Nic thought about the messages on her phone and his car parked outside the casino. She hadn’t told Watkins about any of that, and she didn’t want to. What did it matter? She’d brought that on herself. It was humiliating.

Watkins said goodbye. He got in his truck and drove away.

Nic checked her phone. Her father had called three more times.

She couldn’t sit here, do nothing. They all wanted her to leave, to go home. Then what? All she had were Watkins’s promises.

No, she thought. No way.

She sent one last text before heading back to Hastings. Another lie to her father. I’ll be home tonight.





45


Day seventeen





Coffee is bitter. On this morning it was bittersweet.

I hear him call out from the kitchen.

“Alice!”

She looks at me with a new face. I don’t give it a name. It is a face of terror.

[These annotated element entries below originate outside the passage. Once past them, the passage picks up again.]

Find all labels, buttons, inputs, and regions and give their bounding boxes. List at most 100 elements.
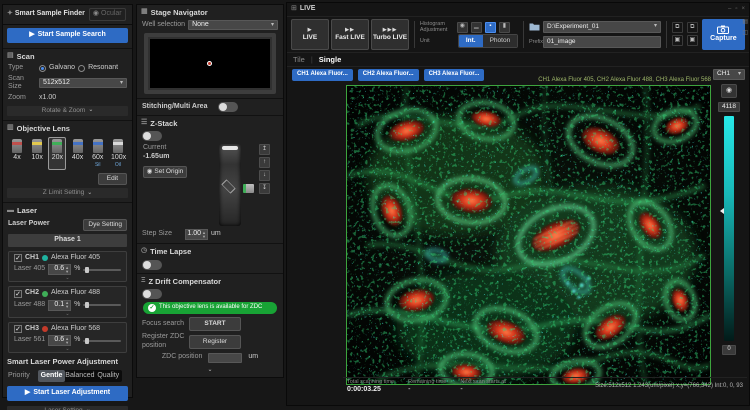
stage-icon: ▦ <box>141 8 148 17</box>
display-channel-select[interactable]: CH1 ▾ <box>713 69 745 80</box>
channel-expander[interactable]: ⌄ <box>9 312 126 316</box>
tab-single[interactable]: Single <box>319 55 342 64</box>
spinner-arrows-icon[interactable]: ▲▼ <box>65 337 69 345</box>
step-size-spinner[interactable]: 1.00 ▲▼ <box>185 229 208 240</box>
tab-ocular[interactable]: ◉ Ocular <box>89 8 126 21</box>
galvano-radio[interactable] <box>39 65 46 72</box>
chevron-down-icon: ⌄ <box>87 190 92 198</box>
start-sample-search-button[interactable]: ▶ Start Sample Search <box>7 28 128 43</box>
objective-10x[interactable]: 10x <box>28 137 46 170</box>
objective-icon <box>113 139 123 153</box>
status-bar: Total scanning time 0:00:03.25 Remaining… <box>343 377 747 395</box>
camera-icon <box>717 25 729 34</box>
start-laser-adjustment-button[interactable]: ▶ Start Laser Adjustment <box>7 386 128 401</box>
zdc-position-field[interactable] <box>208 353 242 363</box>
stitching-toggle[interactable] <box>218 102 238 112</box>
spinner-arrows-icon[interactable]: ▲▼ <box>65 266 69 274</box>
z-limit-expander[interactable]: Z Limit Setting ⌄ <box>7 188 128 198</box>
laser-power-spinner[interactable]: 0.1 ▲▼ <box>48 300 71 311</box>
register-button[interactable]: Register <box>189 335 241 349</box>
stage-map-area[interactable] <box>150 39 270 88</box>
lut-gradient-slider[interactable] <box>724 116 734 341</box>
focus-search-start-button[interactable]: START <box>189 317 241 331</box>
z-position-slider[interactable] <box>219 144 241 226</box>
z-down-button[interactable]: ↓ <box>259 170 270 181</box>
minimize-icon[interactable]: – <box>728 6 731 14</box>
capture-mode-2-icon[interactable]: ⧉ <box>687 22 698 33</box>
spinner-arrows-icon[interactable]: ▲▼ <box>65 301 69 309</box>
popout-icon[interactable]: ▫ <box>735 6 737 14</box>
ch1-pill[interactable]: CH1 Alexa Fluor... <box>292 69 353 81</box>
tab-smart-sample-finder[interactable]: ✦ Smart Sample Finder <box>7 10 85 19</box>
timelapse-toggle[interactable] <box>142 260 162 270</box>
scan-size-select[interactable]: 512x512 ▾ <box>39 78 127 88</box>
auto-lut-button[interactable]: ◉ <box>721 84 737 98</box>
laser-channel-ch1: ✓ CH1 Alexa Fluor 405 Laser 405 0.6 ▲▼ %… <box>8 251 127 283</box>
stage-map[interactable] <box>144 33 276 94</box>
objective-100x[interactable]: 100x Oil <box>109 137 127 170</box>
zdc-expander[interactable]: ⌄ <box>141 366 279 376</box>
zdc-toggle[interactable] <box>142 289 162 299</box>
slpa-title: Smart Laser Power Adjustment <box>3 355 132 368</box>
histogram-mode-mid-button[interactable]: ▪ <box>485 22 496 33</box>
z-top-button[interactable]: ↥ <box>259 144 270 155</box>
prefix-input[interactable]: 01_image <box>543 36 661 48</box>
histogram-mode-min-button[interactable]: ▁ <box>471 22 482 33</box>
histogram-panel-icon[interactable]: ▤ <box>742 19 748 27</box>
capture-button[interactable]: Capture <box>702 19 745 50</box>
lut-handle[interactable] <box>720 208 724 214</box>
live-image-viewport[interactable] <box>346 85 711 385</box>
tab-tile[interactable]: Tile <box>293 55 305 64</box>
objective-edit-button[interactable]: Edit <box>98 173 127 185</box>
side-panel-icon[interactable]: ◫ <box>742 30 748 38</box>
ch3-checkbox[interactable]: ✓ <box>14 325 22 333</box>
well-selection-select[interactable]: None ▾ <box>188 20 278 30</box>
channel-expander[interactable]: ⌄ <box>9 347 126 351</box>
laser-setting-expander[interactable]: Laser Setting ⌄ <box>7 406 128 410</box>
dye-setting-button[interactable]: Dye Setting <box>83 219 127 231</box>
priority-balanced[interactable]: Balanced <box>65 370 94 383</box>
spinner-arrows-icon[interactable]: ▲▼ <box>202 231 206 239</box>
fast-live-button[interactable]: ▶▶ Fast LIVE <box>331 19 369 50</box>
auto-histogram-button[interactable]: ◉ <box>457 22 468 33</box>
resonant-radio[interactable] <box>78 65 85 72</box>
chevron-down-icon: ▾ <box>738 71 741 79</box>
laser-power-slider[interactable] <box>83 304 121 306</box>
phase-tab[interactable]: Phase 1 <box>8 234 127 247</box>
rotate-zoom-expander[interactable]: Rotate & Zoom ⌄ <box>7 106 128 116</box>
ch2-checkbox[interactable]: ✓ <box>14 290 22 298</box>
live-button[interactable]: ▶ LIVE <box>291 19 329 50</box>
unit-photon-button[interactable]: Photon <box>483 35 518 47</box>
z-up-button[interactable]: ↑ <box>259 157 270 168</box>
zstack-toggle[interactable] <box>142 131 162 141</box>
objective-40x[interactable]: 40x <box>69 137 87 170</box>
dye-name: Alexa Fluor 488 <box>51 289 100 298</box>
objective-20x[interactable]: 20x <box>48 137 66 170</box>
laser-power-slider[interactable] <box>83 340 121 342</box>
turbo-live-button[interactable]: ▶▶▶ Turbo LIVE <box>371 19 409 50</box>
laser-power-spinner[interactable]: 0.6 ▲▼ <box>48 335 71 346</box>
priority-gentle[interactable]: Gentle <box>38 370 66 383</box>
play-icon: ▶ <box>25 389 30 398</box>
capture-mode-1-icon[interactable]: ⧉ <box>672 22 683 33</box>
z-bottom-button[interactable]: ↧ <box>259 183 270 194</box>
objective-4x[interactable]: 4x <box>8 137 26 170</box>
laser-power-slider[interactable] <box>83 269 121 271</box>
chevron-down-icon: ⌄ <box>207 367 212 375</box>
objective-60x[interactable]: 60x Sil <box>89 137 107 170</box>
unit-int-button[interactable]: Int. <box>459 35 483 47</box>
capture-mode-3-icon[interactable]: ▣ <box>672 35 683 46</box>
ch1-checkbox[interactable]: ✓ <box>14 254 22 262</box>
z-origin-tag <box>243 184 254 193</box>
channel-expander[interactable]: ⌄ <box>9 276 126 280</box>
capture-mode-4-icon[interactable]: ▣ <box>687 35 698 46</box>
priority-quality[interactable]: Quality <box>95 370 123 383</box>
histogram-mode-full-button[interactable]: ▮ <box>499 22 510 33</box>
set-origin-button[interactable]: ◉ Set Origin <box>143 166 187 178</box>
close-icon[interactable]: × <box>741 6 745 14</box>
chevron-down-icon: ▾ <box>654 23 657 31</box>
laser-power-spinner[interactable]: 0.6 ▲▼ <box>48 264 71 275</box>
folder-icon[interactable] <box>529 22 540 31</box>
z-slider-handle[interactable] <box>222 146 238 150</box>
save-path-select[interactable]: D:\Experiment_01 ▾ <box>543 21 661 33</box>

She knew what I was doing. She helped me do it. Now it is real.

“Alice!”

I nod at her. I motion for her to go to him and she obeys me.

Yes, that’s right, I think. She obeys me.

He cries out now, in pain. In agony. And even as I try to feel joy that his cells are suffocating, the sound of human suffering is difficult to take. My heart pounds against the walls of my chest. My vision blurs for just a second as my body adjusts to the fear that his cries provoke.

She comes back to me now, feet pounding the floor, voice calling out.

“He’s sick! He’s lying on the floor! He’s throwing up!”

I picture the vomit, his body trying to rid itself of the poison.

I try to calm her down. I lie. “He’s going to be all right. It will be a few hours, but he will be fine. You can bring him some towels and some water. Turn him on his back.”